第7章では、René F. Kizilcec とHansol Leeが、アルゴリズムの公平性がさまざまな教育関係者に与える影響について検討し、AIのプラス面とマイナス面の結果を批判的に分析する必要性を強調している。代表性と一般化可能性は、公平なアルゴリズムを開発する上で大きな課題であり、トレーニングデータでの代表性が不足すると公平性が脅かされ、歴史的に疎外されてきたグループが不利になる。測定中に対処されなかったバイアスがモデルの学習プロセスに入り、「スライス分析」はさまざまなサブグループの精度ギャップを評価するのに役立ち、アルゴリズムの公平性の複雑さに対処する。「ブラックボックス」システムの台頭により、モデル予測の信頼性に関する懸念が生じており、解釈可能な機械学習は透明性と理解しやすいモデルの作成を目指している。人口統計的平等や均等化オッズなど、アルゴリズムの公平性のさまざまな尺度が議論されているが、著者らは、すべてのシステムに適した単一の公平性の定義は存在しないことを強調している。公平性を評価するには、長期的な影響を考慮し、利害関係者間で活発な議論に参加する必要がある。

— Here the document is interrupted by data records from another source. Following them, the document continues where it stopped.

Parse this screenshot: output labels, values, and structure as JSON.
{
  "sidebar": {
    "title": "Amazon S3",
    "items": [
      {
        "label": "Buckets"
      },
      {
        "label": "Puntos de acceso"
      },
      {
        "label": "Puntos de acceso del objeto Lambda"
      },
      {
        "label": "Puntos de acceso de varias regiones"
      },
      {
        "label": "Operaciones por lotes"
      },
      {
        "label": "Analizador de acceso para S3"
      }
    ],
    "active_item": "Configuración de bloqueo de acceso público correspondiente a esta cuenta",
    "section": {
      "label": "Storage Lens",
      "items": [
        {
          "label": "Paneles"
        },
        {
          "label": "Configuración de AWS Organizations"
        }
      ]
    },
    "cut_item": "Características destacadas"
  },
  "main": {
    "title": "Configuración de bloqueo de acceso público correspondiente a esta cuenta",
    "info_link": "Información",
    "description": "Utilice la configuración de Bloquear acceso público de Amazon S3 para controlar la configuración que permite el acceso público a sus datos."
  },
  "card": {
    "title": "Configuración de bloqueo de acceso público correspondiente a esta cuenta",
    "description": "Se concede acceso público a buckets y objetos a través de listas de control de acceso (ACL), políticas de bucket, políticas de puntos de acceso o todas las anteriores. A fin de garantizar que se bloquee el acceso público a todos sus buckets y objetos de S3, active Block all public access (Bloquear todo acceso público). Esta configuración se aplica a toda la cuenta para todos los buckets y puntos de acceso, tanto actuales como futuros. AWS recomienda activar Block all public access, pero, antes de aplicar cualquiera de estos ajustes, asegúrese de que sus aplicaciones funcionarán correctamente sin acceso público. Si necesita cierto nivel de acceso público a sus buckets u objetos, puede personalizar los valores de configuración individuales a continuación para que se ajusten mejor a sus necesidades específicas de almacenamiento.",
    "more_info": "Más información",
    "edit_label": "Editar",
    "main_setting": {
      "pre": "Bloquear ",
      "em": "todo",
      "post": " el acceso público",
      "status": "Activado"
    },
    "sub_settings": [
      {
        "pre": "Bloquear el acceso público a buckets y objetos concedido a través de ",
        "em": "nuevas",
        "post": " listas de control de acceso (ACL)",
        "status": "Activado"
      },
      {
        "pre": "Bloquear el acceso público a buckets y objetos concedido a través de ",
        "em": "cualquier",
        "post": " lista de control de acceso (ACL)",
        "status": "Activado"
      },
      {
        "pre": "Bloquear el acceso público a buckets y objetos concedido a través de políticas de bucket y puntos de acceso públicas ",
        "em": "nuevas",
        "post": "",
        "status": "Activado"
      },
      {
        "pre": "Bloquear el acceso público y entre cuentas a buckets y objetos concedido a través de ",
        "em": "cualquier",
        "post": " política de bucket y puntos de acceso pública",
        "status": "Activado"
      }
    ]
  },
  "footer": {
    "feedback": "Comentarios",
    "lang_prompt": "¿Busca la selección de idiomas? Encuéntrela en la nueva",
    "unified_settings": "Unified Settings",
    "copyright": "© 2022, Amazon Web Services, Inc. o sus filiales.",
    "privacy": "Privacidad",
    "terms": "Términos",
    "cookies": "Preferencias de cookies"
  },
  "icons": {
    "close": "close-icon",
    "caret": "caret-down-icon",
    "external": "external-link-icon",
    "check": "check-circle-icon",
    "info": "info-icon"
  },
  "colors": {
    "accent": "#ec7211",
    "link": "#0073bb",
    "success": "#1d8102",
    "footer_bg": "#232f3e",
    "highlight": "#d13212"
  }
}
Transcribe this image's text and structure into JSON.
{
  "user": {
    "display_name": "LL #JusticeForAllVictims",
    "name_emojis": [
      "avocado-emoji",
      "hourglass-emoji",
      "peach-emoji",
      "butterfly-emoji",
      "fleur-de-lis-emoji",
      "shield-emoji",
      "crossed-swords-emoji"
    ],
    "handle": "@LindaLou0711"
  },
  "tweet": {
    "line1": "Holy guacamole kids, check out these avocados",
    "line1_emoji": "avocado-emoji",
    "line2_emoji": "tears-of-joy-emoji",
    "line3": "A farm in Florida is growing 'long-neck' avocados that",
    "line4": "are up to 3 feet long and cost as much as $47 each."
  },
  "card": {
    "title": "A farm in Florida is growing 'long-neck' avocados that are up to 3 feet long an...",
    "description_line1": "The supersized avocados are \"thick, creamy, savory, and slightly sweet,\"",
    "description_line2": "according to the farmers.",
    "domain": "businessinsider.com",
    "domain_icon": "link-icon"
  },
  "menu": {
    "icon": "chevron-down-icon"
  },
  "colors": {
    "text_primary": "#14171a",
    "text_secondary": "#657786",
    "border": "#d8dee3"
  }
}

第8章では、Michael Madaio、Su Lin Blodgett、Elijah Mayfield、Ezekiel Dixon-Románが批判理論を使用して教育AIにおける公平性を探求し、再定義し、より広範な社会歴史的プロセスに対処している。グループの公平性の指標は、交差する抑圧を考慮に入れていないことが多く、教育AIテクノロジーは、アルゴリズムが定量的に公平であっても不正を永続させる可能性がある。歴史的な権力構造はAIテクノロジーに影響を及ぼし、既存の不公平を再現する可能性がある。また、AI主導の教育監視は、他の分野の有害な慣行を教育に持ち込む可能性がある。これらの問題に対処するために、著者らは、過小評価されているデータ サイエンティストをトレーニングし、デザインジャスティスアプローチを採用し、教育AIを根本的に再考して体系的な不公平に対処することを提案している。彼らは、教育研究の優先順位を見直して、正義と公平性に焦点を当てる必要があることを強調している。

“The Ethics of Artificial Intelligence in Education: Practices, Challenges, and Debates”は、教育のためのAIの公平性と公平性を確保することの複雑さを強調している。社会技術的な設計、歴史的およびアルゴリズム的な偏見、構造的な不正義に対処する包括的なアプローチを求めている。より広範な議論と積極的な対策に取り組むことで、関係者は、すべての学習者に公平にサービスを提供する教育AIシステムの作成に向けて取り組むことができ、テクノロジーの進歩が既存の不公平性を永続させるのではなく、より包括的で公正な教育環境を促進することを保証できる。